After your application has been submitted, the second stage of the selection process involves coming to Washington, D.C. for an assessment interview. You will be expected to wear professional business attire at the interview. This stage includes a formal interview process where candidates are asked to respond to three separate employee or organizational case studies–one in writing, one verbally and one in a group environment. The goal is to assess the candidate’s problem-solving, writing and public speaking skills as well as his or her ability to be a leader, follower and team player.
The Final Round
Candidates who qualify for the third stage are considered finalists and are invited to attend a government job fair, again in Washington. Being a finalist does not guarantee you will get a job. If you are selected as a finalist, you will receive a notification email that includes a list of the names, email addresses and phone numbers of all the agency representatives who will be interviewing candidates at the job fair. It is important to email them a resume and a cover letter requesting a PMF job interview, even before the job fair.

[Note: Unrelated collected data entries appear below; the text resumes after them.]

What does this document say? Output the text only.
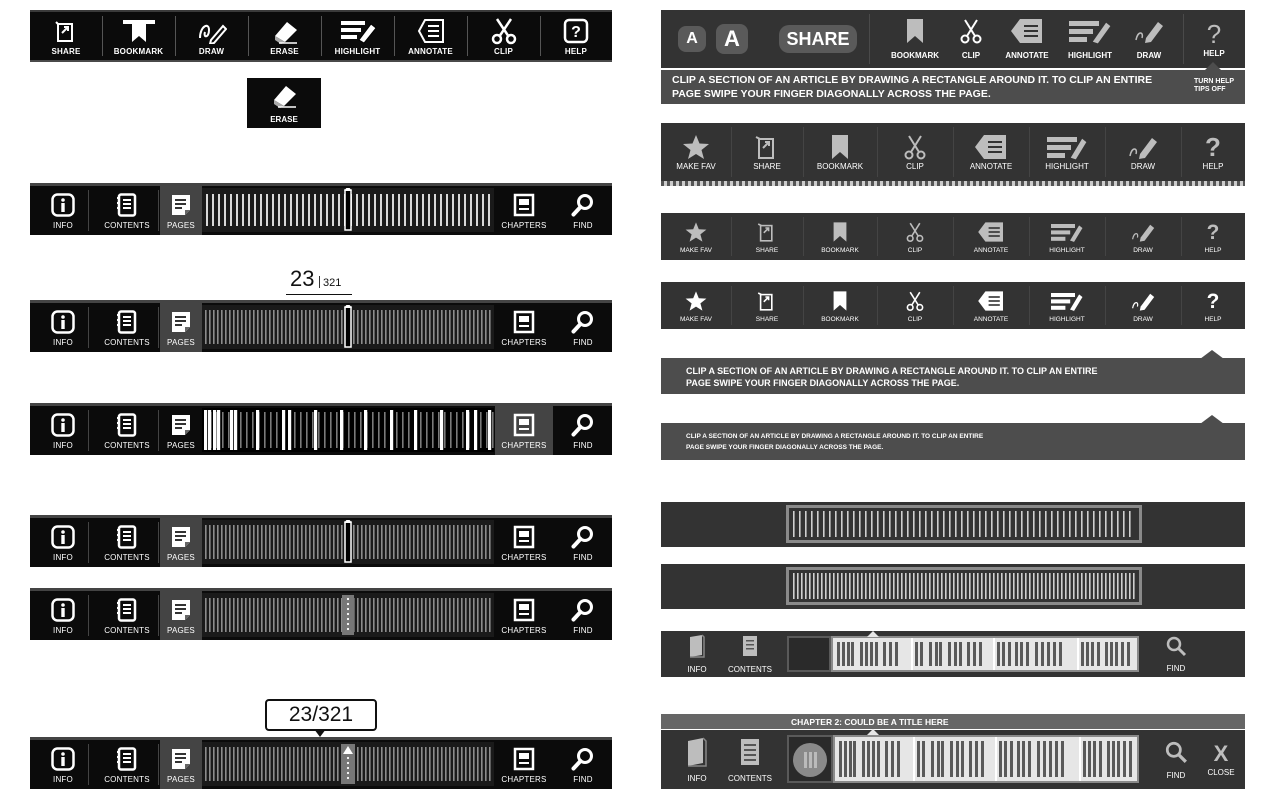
SHARE	BOOKMARK	DRAW	ERASE	HIGHLIGHT	ANNOTATE	CLIP
?
HELP
ERASE
23 321
23/321
INFO	CONTENTS PAGES	CHAPTERS	FIND
INFO	CONTENTS PAGES	CHAPTERS	FIND
INFO	CONTENTS PAGES	CHAPTERS	FIND
INFO	CONTENTS PAGES	CHAPTERS	FIND
INFO	CONTENTS PAGES	CHAPTERS	FIND
INFO	CONTENTS PAGES	CHAPTERS	FIND
A A	SHARE
BOOKMARK	CLIP	ANNOTATE HIGHLIGHT	DRAW
?
HELP
CLIP A SECTION OF AN ARTICLE BY DRAWING A RECTANGLE AROUND IT. TO CLIP AN ENTIRE
PAGE SWIPE YOUR FINGER DIAGONALLY ACROSS THE PAGE.
TURN HELP
TIPS OFF
MAKE FAV	SHARE	BOOKMARK	CLIP	ANNOTATE	HIGHLIGHT	DRAW
?
HELP
MAKE FAV	SHARE	BOOKMARK	CLIP	ANNOTATE	HIGHLIGHT	DRAW
?
HELP
MAKE FAV	SHARE	BOOKMARK	CLIP	ANNOTATE	HIGHLIGHT	DRAW
?
HELP
CLIP A SECTION OF AN ARTICLE BY DRAWING A RECTANGLE AROUND IT. TO CLIP AN ENTIRE
PAGE SWIPE YOUR FINGER DIAGONALLY ACROSS THE PAGE.
CLIP A SECTION OF AN ARTICLE BY DRAWING A RECTANGLE AROUND IT. TO CLIP AN ENTIRE
PAGE SWIPE YOUR FINGER DIAGONALLY ACROSS THE PAGE.
INFO	CONTENTS	FIND
CHAPTER 2: COULD BE A TITLE HERE
INFO	CONTENTS	FIND
X
CLOSE
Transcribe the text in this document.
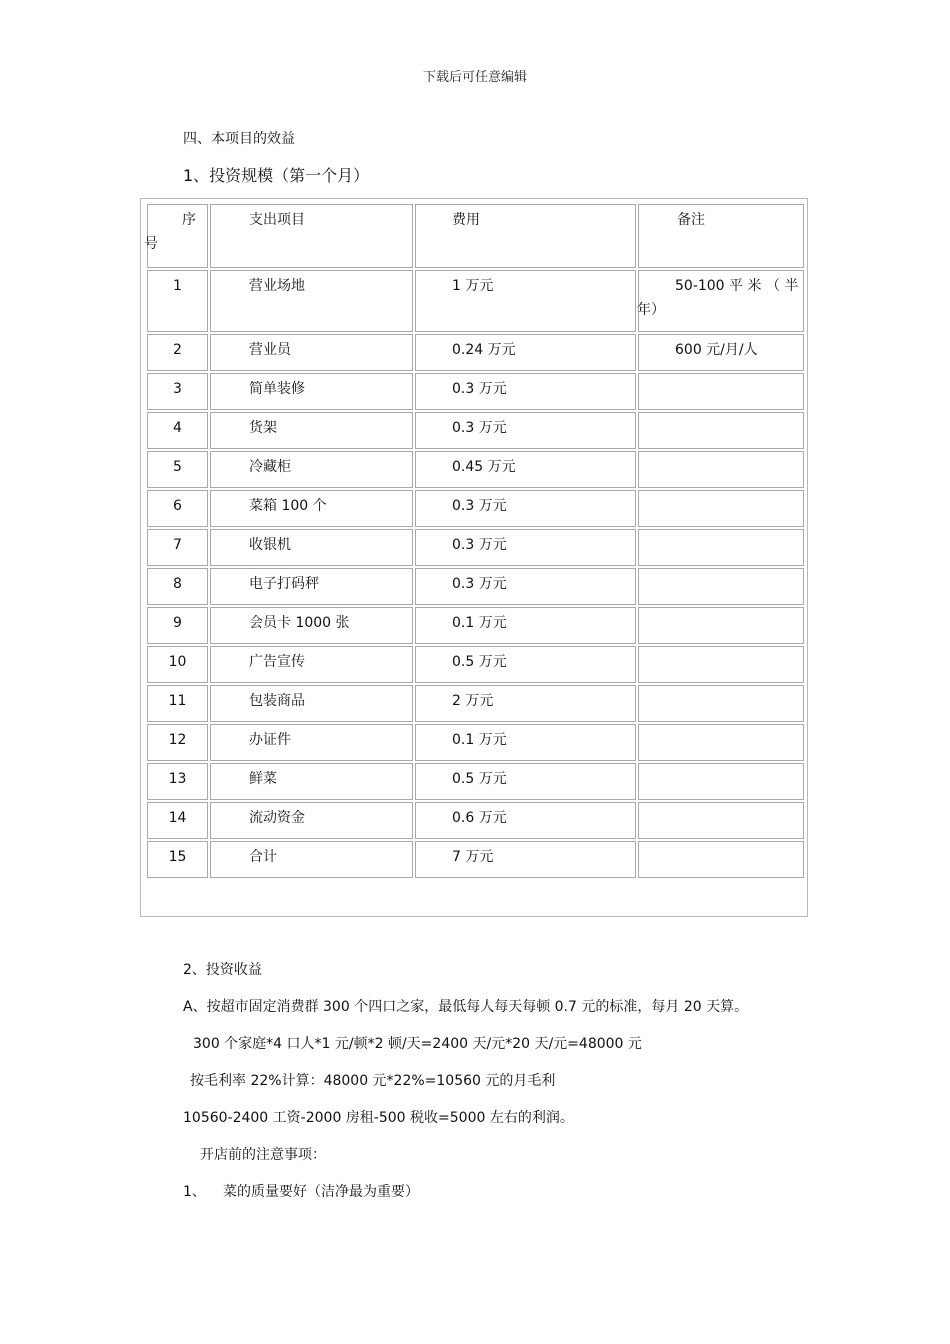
下载后可任意编辑
四、本项目的效益
1、投资规模（第一个月）
序
号	支出项目	费用	备注
1	营业场地	1 万元	50-100 平 米 （ 半
年）

2	营业员	0.24 万元	600 元/月/人

3	简单装修	0.3 万元	

4	货架	0.3 万元	

5	冷藏柜	0.45 万元	

6	菜箱 100 个	0.3 万元	

7	收银机	0.3 万元	

8	电子打码秤	0.3 万元	

9	会员卡 1000 张	0.1 万元	

10	广告宣传	0.5 万元	

11	包装商品	2 万元	

12	办证件	0.1 万元	

13	鲜菜	0.5 万元	

14	流动资金	0.6 万元	

15	合计	7 万元	
2、投资收益
A、按超市固定消费群 300 个四口之家，最低每人每天每顿 0.7 元的标准，每月 20 天算。
300 个家庭*4 口人*1 元/顿*2 顿/天=2400 天/元*20 天/元=48000 元
按毛利率 22%计算：48000 元*22%=10560 元的月毛利
10560-2400 工资-2000 房租-500 税收=5000 左右的利润。
开店前的注意事项：
1、 菜的质量要好（洁净最为重要）
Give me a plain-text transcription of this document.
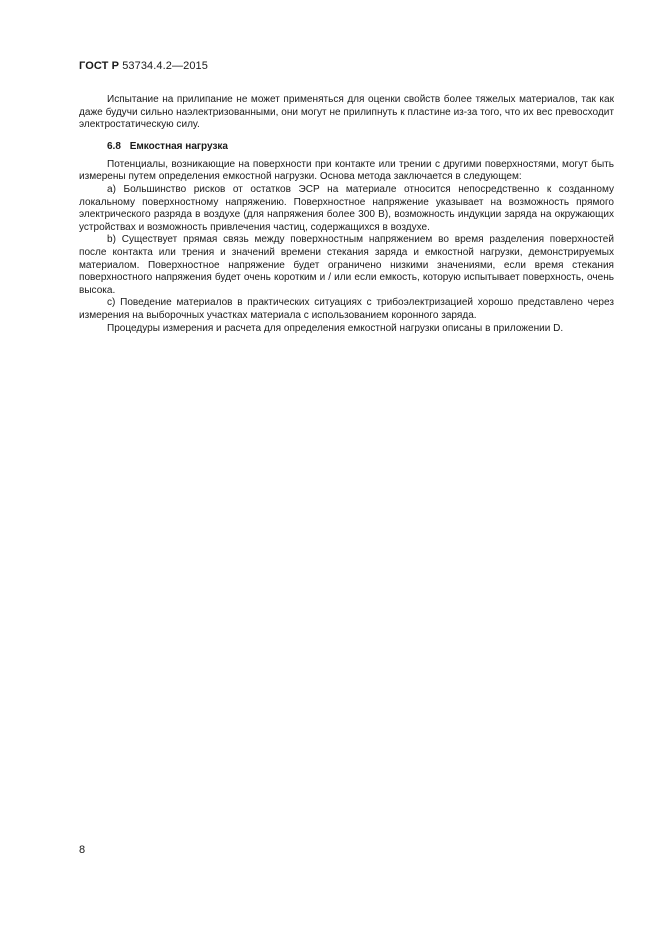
ГОСТ Р 53734.4.2—2015

Испытание на прилипание не может применяться для оценки свойств более тяжелых материалов, так как даже будучи сильно наэлектризованными, они могут не прилипнуть к пластине из-за того, что их вес превосходит электростатическую силу.

6.8 Емкостная нагрузка

Потенциалы, возникающие на поверхности при контакте или трении с другими поверхностями, могут быть измерены путем определения емкостной нагрузки. Основа метода заключается в следующем:

a) Большинство рисков от остатков ЭСР на материале относится непосредственно к созданному локальному поверхностному напряжению. Поверхностное напряжение указывает на возможность прямого электрического разряда в воздухе (для напряжения более 300 В), возможность индукции заряда на окружающих устройствах и возможность привлечения частиц, содержащихся в воздухе.

b) Существует прямая связь между поверхностным напряжением во время разделения поверхностей после контакта или трения и значений времени стекания заряда и емкостной нагрузки, демонстрируемых материалом. Поверхностное напряжение будет ограничено низкими значениями, если время стекания поверхностного напряжения будет очень коротким и / или если емкость, которую испытывает поверхность, очень высока.

c) Поведение материалов в практических ситуациях с трибоэлектризацией хорошо представлено через измерения на выборочных участках материала с использованием коронного заряда.

Процедуры измерения и расчета для определения емкостной нагрузки описаны в приложении D.

8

Once you become a finalist, your goal is to get multiple PMF job offers to choose from.
Different government agencies have different levels of funding, which means some agencies have more flexibility than others in offering higher starting salaries, payment for relocation, student loan repayment and financial assistance for doctoral study. When you interview with an agency, be sure to ask about the availability of those benefits.
Once you are offered a PMF internship opportunity, there is one final hurdle to clear: the background and clearance process. Review your credit report in advance and make every effort to resolve any outstanding debts that could negatively impact your chances of getting an internship job offer. All government agencies will check a candidate’s credit with TransUnion and run a police record background check with the FBI. Charge-offs, credit accounts more than 90 days delinquent and unpaid judgments of more than $3,500 on a candidate’s credit report could stop him or her from passing the clearance process, which would make the candidate ineligible to participate in the PMF Program.